BE-GWO: Binary extremum-based grey wolf optimizer for discrete optimization problems

Since most metaheuristic algorithms for continuous search space have been developed, a number of transfer functions have been proposed including S-shaped, V-shaped, linear, U-shaped, and X-shaped to convert the continuous solution to the binary one. However, most existing transfer functions do not provide exploration and exploitation required to solve complex discrete problems. Thus, in this study, an improved binary GWO named extremum-based GWO (BE-GWO) algorithm is introduced. The proposed algorithm proposes a new cosine transfer function (CTF) to convert the continuous GWO to the binary form and then introduces an extremum (Ex) search strategy to improve the efficiency of converted binary solutions. The performance of the BE-GWO was evaluated through solving two binary optimization problems, the feature selection and the 0-1 multidimensional knapsack problem (MKP).
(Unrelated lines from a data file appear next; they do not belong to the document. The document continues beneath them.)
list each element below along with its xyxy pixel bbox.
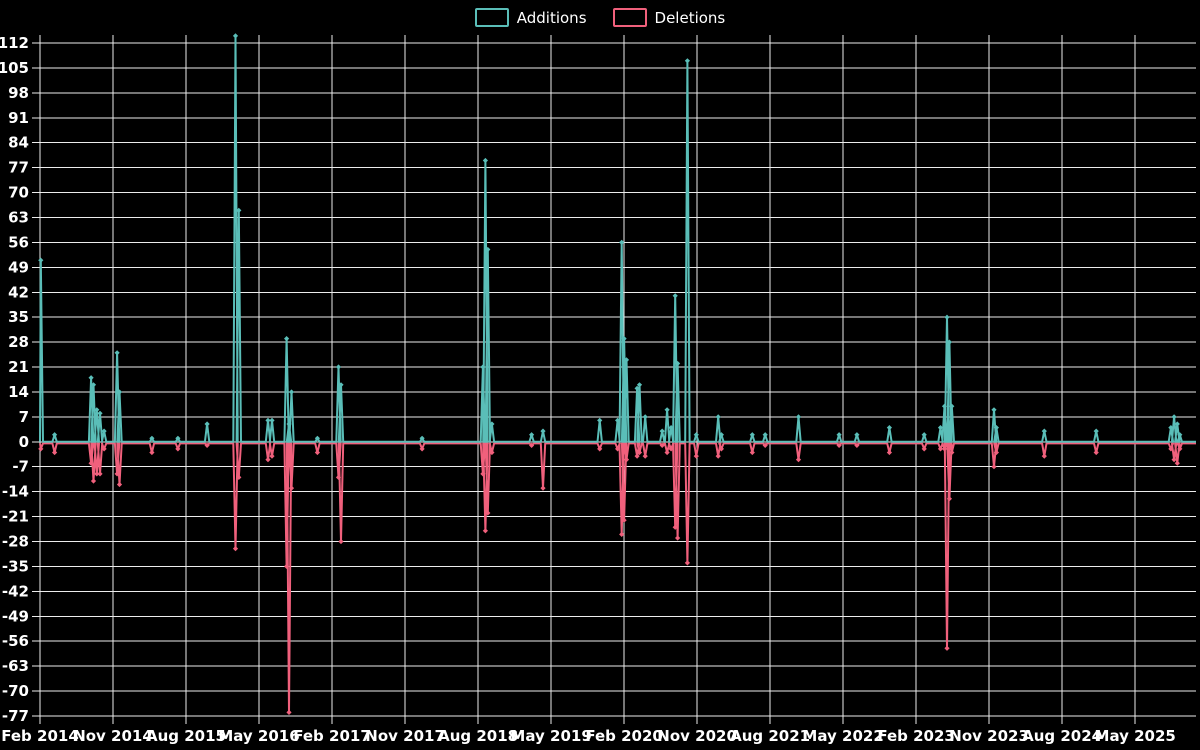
svg-text:-21: -21 [2, 508, 29, 526]
svg-text:35: 35 [8, 308, 29, 326]
svg-text:Nov 2014: Nov 2014 [73, 727, 153, 745]
svg-text:Aug 2015: Aug 2015 [146, 727, 226, 745]
svg-text:Nov 2017: Nov 2017 [365, 727, 445, 745]
svg-text:7: 7 [19, 408, 29, 426]
svg-text:Aug 2018: Aug 2018 [438, 727, 518, 745]
svg-text:105: 105 [0, 59, 29, 77]
svg-text:28: 28 [8, 333, 29, 351]
svg-text:42: 42 [8, 283, 29, 301]
svg-text:Feb 2023: Feb 2023 [877, 727, 955, 745]
legend-label-additions: Additions [516, 8, 587, 27]
svg-text:Feb 2020: Feb 2020 [585, 727, 663, 745]
additions-swatch-icon [474, 8, 509, 27]
svg-text:-49: -49 [2, 607, 29, 625]
svg-text:-42: -42 [2, 582, 29, 600]
svg-text:Nov 2020: Nov 2020 [657, 727, 737, 745]
svg-text:98: 98 [8, 84, 29, 102]
svg-text:Nov 2023: Nov 2023 [949, 727, 1029, 745]
legend-item-deletions[interactable]: Deletions [612, 8, 726, 27]
legend-item-additions[interactable]: Additions [474, 8, 587, 27]
svg-text:70: 70 [8, 184, 29, 202]
deletions-swatch-icon [612, 8, 647, 27]
svg-text:91: 91 [8, 109, 29, 127]
svg-text:-70: -70 [2, 682, 29, 700]
svg-text:Aug 2021: Aug 2021 [730, 727, 810, 745]
svg-text:14: 14 [8, 383, 29, 401]
svg-text:May 2025: May 2025 [1095, 727, 1176, 745]
svg-text:112: 112 [0, 34, 29, 52]
svg-text:-77: -77 [2, 707, 29, 725]
svg-text:May 2022: May 2022 [802, 727, 883, 745]
svg-text:84: 84 [8, 134, 29, 152]
svg-text:-63: -63 [2, 657, 29, 675]
svg-text:-14: -14 [2, 483, 29, 501]
svg-text:21: 21 [8, 358, 29, 376]
svg-text:77: 77 [8, 159, 29, 177]
svg-text:-56: -56 [2, 632, 29, 650]
svg-text:49: 49 [8, 258, 29, 276]
svg-text:Feb 2017: Feb 2017 [293, 727, 371, 745]
svg-text:Aug 2024: Aug 2024 [1022, 727, 1102, 745]
svg-text:-28: -28 [2, 533, 29, 551]
chart-legend: Additions Deletions [0, 8, 1200, 27]
svg-text:-35: -35 [2, 557, 29, 575]
legend-label-deletions: Deletions [654, 8, 726, 27]
svg-text:May 2016: May 2016 [218, 727, 299, 745]
svg-text:56: 56 [8, 233, 29, 251]
svg-text:Feb 2014: Feb 2014 [1, 727, 79, 745]
svg-text:63: 63 [8, 209, 29, 227]
svg-text:May 2019: May 2019 [510, 727, 591, 745]
svg-text:-7: -7 [12, 458, 29, 476]
svg-text:0: 0 [19, 433, 29, 451]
The results of feature selection problems were compared with several well-known binary metaheuristic algorithms such as BPSO, BGSA, BitABC, bALO, bGWO, BDA, BSSA, and BinABC. Moreover, the results were compared with four versions of the binary GWO, the binary PSO, and the binary ABC. In addition, the BE-GWO algorithm was evaluated to solve the 0-1 MKP with difficult and very difficult benchmark instances and the results were compared with several binary GWO variants. The results of two binary problems were statistically analyzed by the Friedman test. The experimental results showed that the proposed BE-GWO algorithm enhances the performance of binary GWO in terms of solution accuracy, convergence speed, exploration, and balancing between exploration and exploitation.